Like many other immersive queues, that attraction leverages the actual linear progression of being in a queue to slowly, deliberately deliver story moments through media, scenery, effects and cast member interactions to set the stage for the ride. Just look at Disney’s incredible Rise of the Resistance attraction for proof that a queue isn’t just an unwanted speed-bump before the main attraction — it’s designed to be a key part of the attraction itself, a part that no one wants to miss.

So what happens in a post-COVID world, when theme park designers start eliminating (or at least wholly shortening) the use of densely-packed queue lines? While it’s unlikely that this will lead to a 100% “queueless” park anytime soon, perhaps we can start imagining a different kind of future — one that acknowledges that guests want a “less densely populated queue” to feel comfortable, while combining mobile technology and line-reservation systems into a new form of storytelling that fills the role of an attraction queue.

Two things come to mind:

First, Disney’s interactive game attractions already have guests circulating throughout a park — Sorcerer’s of the Magic Kingdom, Adventureland’s Trading Company and Pirate’s Adventure, Star Wars Galaxy’s Edge Datapad, etc. — all of these are, in essence, digital “crowd controllers” within the small throughput of their own game mechanics, moving groups around from story point to story point, with the back-end system managing crowd flow and dispersion.

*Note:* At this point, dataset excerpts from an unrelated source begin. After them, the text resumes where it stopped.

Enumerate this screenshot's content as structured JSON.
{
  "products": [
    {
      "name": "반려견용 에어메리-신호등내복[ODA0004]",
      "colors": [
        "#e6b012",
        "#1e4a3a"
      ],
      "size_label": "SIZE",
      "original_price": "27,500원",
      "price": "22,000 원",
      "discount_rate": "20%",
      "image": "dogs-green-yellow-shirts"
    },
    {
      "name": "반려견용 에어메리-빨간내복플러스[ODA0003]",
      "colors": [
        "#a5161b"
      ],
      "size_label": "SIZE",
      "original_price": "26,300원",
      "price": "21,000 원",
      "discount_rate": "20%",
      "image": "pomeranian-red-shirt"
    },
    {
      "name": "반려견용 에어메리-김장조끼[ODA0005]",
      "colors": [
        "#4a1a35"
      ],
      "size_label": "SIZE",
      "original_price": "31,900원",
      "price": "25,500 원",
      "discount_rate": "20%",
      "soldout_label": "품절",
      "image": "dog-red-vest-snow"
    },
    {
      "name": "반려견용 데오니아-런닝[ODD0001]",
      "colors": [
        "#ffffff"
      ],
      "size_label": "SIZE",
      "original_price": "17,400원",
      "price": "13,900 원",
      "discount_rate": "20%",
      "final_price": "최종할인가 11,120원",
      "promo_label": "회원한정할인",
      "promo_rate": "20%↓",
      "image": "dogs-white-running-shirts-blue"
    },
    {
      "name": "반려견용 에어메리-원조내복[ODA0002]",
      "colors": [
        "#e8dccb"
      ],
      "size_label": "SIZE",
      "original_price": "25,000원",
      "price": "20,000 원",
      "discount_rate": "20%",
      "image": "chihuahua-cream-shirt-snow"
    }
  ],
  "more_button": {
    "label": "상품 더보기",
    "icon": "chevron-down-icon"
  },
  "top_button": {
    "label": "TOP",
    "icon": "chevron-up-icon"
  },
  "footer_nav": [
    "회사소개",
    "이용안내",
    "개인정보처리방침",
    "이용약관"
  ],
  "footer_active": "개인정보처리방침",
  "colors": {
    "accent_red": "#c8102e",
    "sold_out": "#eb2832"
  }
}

Second, immersive theater techniques at shows like Sleep No More manage to keep hundreds of people moving through a large, non-linear physical space, along paths of invisible, self-guided linearity that allow guests to experience their own story. Knott’s Berry Farm has found huge success with these techniques as an attraction in and of itself, with their Ghost Town Alive activation.

What if you combined the best of both of these things — using the entire park as your “queue”, and nodes of experience & interaction as your timed pulse points? That way you still get a  preshow to an attraction, but it’s not confined within a queue.

Guests could reserve an attraction time, but rather than show up at the entrance for the attraction, their mobile device would send them on a point-to-point story adventure throughout the park, each node engaging them in a story point through embedded media, effects, or even cast member interactions. This could be a 30-60 minute experience that, in essence, becomes an attraction queue, ending up at the attraction in a carefully managed flow of people with less need to queue up in droves.

The efficiencies of queues are hard to ignore, and the overall capacities of a large-scale roaming interactive experience like this probably wouldn’t compete with that efficiency — but in a post-COVID world, there will be plenty of opportunities to innovate the part of a theme park visit that people enjoy the least — waiting in line.